O’NEIL: In our last few minutes here, you know, a lot of analysis here and thinking about the state and people, but one of the amazing things about this book is the stories, and as one would expect from a Pulitzer Prize-winning journalist, they’re well told, but I want to bring you back and ask you to tell one of these stories. And you can do the ones you want but the one that really struck me in the reading was the story about the ditch, and so you can choose that one, you can choose a different one, but lay out a bit the story and how some of these, you know, underground historians have done it.
JOHNSON: Yeah, the ditch is one name, one translation for Jiabiangou, which is a notorious labor camp from the Mao era where thousands of people died. And it was the—it became known through a couple of people who wrote memoirs and who wrote short stories about it in the late 1990s, and that sort of spread knowledge of it. And then the director who I mentioned before, Ai Xiaoming, who’s made a couple dozen films, she went up and did this enormous, long documentary film about it. And what was, I think, really interesting was how intensely low-tech it is.
She—and I think it was one of the hallmarks of these films is that they don’t want it to look like some slick government propaganda film. They want it to be gritty and they want to show themselves at work, the challenges.
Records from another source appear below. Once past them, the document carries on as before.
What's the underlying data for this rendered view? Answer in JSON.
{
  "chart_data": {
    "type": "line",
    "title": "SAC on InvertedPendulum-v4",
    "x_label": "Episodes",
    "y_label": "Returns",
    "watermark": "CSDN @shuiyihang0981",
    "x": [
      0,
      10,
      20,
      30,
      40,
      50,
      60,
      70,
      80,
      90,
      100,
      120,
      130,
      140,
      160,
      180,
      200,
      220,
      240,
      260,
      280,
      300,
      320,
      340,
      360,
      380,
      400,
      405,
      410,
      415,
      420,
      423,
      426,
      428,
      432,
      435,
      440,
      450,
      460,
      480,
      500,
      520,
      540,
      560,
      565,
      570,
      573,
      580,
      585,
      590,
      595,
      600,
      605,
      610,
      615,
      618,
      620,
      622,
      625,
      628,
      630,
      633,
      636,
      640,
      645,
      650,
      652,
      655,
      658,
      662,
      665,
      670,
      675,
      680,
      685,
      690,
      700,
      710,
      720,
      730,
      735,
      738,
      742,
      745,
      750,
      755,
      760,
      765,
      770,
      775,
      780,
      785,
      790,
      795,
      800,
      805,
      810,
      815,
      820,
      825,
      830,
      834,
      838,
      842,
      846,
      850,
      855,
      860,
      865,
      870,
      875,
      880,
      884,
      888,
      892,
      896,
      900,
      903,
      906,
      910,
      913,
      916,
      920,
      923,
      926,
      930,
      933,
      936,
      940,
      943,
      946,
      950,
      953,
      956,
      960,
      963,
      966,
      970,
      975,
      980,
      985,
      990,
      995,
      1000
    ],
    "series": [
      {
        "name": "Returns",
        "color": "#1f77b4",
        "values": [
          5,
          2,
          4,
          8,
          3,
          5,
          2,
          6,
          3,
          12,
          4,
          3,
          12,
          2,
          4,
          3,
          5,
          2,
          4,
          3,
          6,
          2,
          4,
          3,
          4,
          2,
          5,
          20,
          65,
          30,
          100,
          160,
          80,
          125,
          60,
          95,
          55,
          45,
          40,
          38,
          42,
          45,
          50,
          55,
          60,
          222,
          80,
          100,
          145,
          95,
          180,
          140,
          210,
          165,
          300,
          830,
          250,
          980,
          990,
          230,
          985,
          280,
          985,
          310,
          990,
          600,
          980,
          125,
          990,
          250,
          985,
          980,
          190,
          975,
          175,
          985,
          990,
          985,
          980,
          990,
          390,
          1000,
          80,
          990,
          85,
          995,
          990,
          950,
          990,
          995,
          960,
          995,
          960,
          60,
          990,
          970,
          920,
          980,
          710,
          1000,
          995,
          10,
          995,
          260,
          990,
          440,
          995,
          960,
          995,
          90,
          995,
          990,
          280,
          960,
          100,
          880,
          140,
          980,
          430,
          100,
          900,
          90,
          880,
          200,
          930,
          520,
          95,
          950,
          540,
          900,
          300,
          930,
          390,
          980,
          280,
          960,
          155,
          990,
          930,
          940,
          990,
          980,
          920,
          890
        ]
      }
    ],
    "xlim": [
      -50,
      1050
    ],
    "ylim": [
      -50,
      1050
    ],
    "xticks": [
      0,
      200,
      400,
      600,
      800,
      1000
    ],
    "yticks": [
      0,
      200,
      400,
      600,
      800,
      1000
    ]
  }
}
She went up there and did the whole film with just one assistant, who was a volunteer. She paid her own way. There was no funding and no foreign funding, because that could be really—could get you in trouble. And she spent just a long time meditating on the landscape. This is sort of a theme in my book is the landscape of memory, and walking around the areas she could still find, you know, scapulas and various other femurs and other large bones in the sand. (Laughs.) And she—and talked to a lot of different people.
But it’s mainly—her film is about the past but it’s also about efforts to commemorate it today. And so she uses that story as a way to talk about memory today and she talks about this person who wanted to put up a stele, you know, a stone slab to commemorate the dead, and initially he got the slab to put up; it’s a big tombstone. But afterwards I think the government realized it was a bad idea and they smashed it and he was only able to save a couple of fragments of the tombstone. But that kind of a battle is what the film is about and she spent a long, long time working on it and she did it really all at her own cost. It’s quite, I think, a remarkable film.
O’NEIL: So there are booksellers outside, if anyone wants to pick up a book. I am sure—I’m going to offer up Ian to sign books as well, which I’m sure he’ll be happy to do. But this is really—it is a sober but very optimistic take, as we’ve heard, on where perhaps China is—not its history but its future goes. So please join me in thanking Ian. (Applause.)